Authors contributions
JL, RB and AF contributed to study design; JL contributed to data collection; JL, RB and AF participated in data analysis; JL, RB and AF participated in the manuscript preparation; JL contributed to the revision of the manuscript.
Ethical approval
Ethical approval for the study was obtained from the Regional Ethical Review Board at Umeå University (Dnr 2017/364‐31).
Acknowledgements
JLs research is part of the project Digital Landscapes of Care funded by the Swedish Research Council for Health, Working Life and Welfare (Dnr 2017‐00666), the project eHealth and Aging in Rural Areas: Transforming Everyday Life, Digital Competences, and Technology (HARVEST) funded by Joint Programming Initiative: More Years, Better Lives (Dnr 643850) and the programme Paths to Healthy and Active Ageing, funded by the Swedish Council for Health, Working Life and Welfare (Dnr 2013‐2056). RB and AF received no funding for their research. The authors would like to thank the participants and the contact persons in the study as well as Anna Sofia Lundgren, Helena Antonsson and Ulrika Öberg for their help in different parts of the work.
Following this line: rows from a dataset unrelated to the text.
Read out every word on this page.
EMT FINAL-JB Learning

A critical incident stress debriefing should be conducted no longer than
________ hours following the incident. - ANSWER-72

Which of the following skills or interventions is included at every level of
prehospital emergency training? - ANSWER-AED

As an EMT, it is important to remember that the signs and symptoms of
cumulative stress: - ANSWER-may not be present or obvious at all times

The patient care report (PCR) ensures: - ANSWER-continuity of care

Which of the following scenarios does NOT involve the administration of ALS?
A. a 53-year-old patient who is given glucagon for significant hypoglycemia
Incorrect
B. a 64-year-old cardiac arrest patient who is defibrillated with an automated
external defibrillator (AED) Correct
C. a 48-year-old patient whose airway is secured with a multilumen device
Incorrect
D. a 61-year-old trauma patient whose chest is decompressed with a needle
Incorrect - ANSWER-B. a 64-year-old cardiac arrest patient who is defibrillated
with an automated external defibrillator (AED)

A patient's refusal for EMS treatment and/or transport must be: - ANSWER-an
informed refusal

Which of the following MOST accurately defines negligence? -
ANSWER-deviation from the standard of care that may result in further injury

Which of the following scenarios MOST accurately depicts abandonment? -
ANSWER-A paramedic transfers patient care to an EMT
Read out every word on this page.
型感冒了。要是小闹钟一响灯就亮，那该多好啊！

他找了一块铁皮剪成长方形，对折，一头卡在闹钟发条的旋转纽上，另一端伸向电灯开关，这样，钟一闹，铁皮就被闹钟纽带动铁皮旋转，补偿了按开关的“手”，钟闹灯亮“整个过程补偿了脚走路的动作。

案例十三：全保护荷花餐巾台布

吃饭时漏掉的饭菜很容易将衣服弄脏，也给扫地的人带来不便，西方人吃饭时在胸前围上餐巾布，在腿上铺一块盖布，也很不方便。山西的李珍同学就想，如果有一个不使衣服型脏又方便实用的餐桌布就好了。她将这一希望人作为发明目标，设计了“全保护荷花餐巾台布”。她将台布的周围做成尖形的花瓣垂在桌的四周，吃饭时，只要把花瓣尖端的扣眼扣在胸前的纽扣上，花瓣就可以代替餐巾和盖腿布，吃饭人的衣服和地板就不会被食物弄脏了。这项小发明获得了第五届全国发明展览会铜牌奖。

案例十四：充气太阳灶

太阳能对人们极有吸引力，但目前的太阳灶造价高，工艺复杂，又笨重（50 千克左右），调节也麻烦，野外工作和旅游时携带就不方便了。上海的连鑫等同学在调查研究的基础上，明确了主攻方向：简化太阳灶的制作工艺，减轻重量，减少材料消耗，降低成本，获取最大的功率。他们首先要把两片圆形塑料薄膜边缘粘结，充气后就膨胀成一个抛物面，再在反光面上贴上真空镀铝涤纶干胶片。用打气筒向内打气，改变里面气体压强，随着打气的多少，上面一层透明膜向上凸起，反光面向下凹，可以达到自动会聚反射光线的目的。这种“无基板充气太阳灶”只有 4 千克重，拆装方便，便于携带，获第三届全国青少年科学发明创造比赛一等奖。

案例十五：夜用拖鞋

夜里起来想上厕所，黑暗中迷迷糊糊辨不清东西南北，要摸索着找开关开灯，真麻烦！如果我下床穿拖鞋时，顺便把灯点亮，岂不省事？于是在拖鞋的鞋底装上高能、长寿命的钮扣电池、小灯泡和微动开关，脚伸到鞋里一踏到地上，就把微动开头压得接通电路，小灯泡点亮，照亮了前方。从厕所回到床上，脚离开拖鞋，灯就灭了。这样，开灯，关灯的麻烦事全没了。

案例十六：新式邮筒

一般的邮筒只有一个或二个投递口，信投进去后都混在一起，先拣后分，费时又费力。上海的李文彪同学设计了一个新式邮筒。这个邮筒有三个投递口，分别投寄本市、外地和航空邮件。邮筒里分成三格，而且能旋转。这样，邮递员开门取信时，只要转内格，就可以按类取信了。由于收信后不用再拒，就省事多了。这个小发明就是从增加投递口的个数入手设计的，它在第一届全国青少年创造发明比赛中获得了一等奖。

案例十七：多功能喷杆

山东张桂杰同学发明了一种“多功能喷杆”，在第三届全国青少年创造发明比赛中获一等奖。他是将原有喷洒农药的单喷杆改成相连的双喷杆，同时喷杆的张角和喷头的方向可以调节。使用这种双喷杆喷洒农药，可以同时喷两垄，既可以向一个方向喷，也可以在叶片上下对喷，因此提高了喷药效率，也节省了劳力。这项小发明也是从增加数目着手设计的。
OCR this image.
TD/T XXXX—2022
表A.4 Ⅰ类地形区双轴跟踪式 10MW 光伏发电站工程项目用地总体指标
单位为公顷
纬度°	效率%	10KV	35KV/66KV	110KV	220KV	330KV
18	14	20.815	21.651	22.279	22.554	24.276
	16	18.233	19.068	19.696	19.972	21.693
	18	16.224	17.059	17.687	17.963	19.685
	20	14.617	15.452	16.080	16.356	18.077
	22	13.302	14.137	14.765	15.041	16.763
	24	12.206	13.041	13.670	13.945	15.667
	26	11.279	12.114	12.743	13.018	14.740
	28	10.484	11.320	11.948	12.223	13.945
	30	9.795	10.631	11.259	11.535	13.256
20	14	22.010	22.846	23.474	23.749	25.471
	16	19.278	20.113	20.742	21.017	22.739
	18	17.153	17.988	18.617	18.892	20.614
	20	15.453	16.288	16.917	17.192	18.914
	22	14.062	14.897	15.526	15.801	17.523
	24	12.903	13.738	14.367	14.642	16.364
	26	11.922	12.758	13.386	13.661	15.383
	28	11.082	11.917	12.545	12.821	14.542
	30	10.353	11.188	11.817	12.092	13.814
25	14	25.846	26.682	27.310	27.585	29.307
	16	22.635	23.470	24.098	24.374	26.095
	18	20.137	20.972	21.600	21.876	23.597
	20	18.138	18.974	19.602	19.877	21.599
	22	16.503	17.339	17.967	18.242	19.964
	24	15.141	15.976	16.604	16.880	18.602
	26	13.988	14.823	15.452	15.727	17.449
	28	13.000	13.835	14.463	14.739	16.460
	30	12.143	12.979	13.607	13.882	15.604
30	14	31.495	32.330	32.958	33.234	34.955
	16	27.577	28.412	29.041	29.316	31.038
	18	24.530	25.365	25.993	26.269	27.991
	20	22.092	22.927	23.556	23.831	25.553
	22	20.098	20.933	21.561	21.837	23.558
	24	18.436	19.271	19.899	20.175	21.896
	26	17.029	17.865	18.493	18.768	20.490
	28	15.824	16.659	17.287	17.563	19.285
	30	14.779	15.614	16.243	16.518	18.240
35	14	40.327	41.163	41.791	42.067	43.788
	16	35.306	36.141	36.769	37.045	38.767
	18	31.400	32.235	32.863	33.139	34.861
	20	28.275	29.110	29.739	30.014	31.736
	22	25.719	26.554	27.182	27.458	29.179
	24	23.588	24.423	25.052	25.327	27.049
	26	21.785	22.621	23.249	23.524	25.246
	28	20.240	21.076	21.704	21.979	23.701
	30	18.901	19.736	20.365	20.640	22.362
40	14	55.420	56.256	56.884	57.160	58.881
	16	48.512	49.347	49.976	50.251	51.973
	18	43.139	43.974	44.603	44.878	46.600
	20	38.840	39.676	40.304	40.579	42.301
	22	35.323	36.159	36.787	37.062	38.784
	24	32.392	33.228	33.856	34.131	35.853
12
Scand J Caring Sci; 2021; 35: 1322–1331 Older people and rural eHealth: perceptions of caring relations and their effects on engagement in digital primary health care
Data availability statement
Based on the ethical principles on confidentiality provided by The Swedish Research Council (2017), unauthorised persons are not allowed to access the research data. For further questions, contact First Author.
For secure access privileged to First Author only, all research data are stored in a password‐protected computer.
The study includes original data. First Author confirms that he has full access to all the data in the study. First Author takes responsibility for the integrity of the data and the accuracy of the data analysis.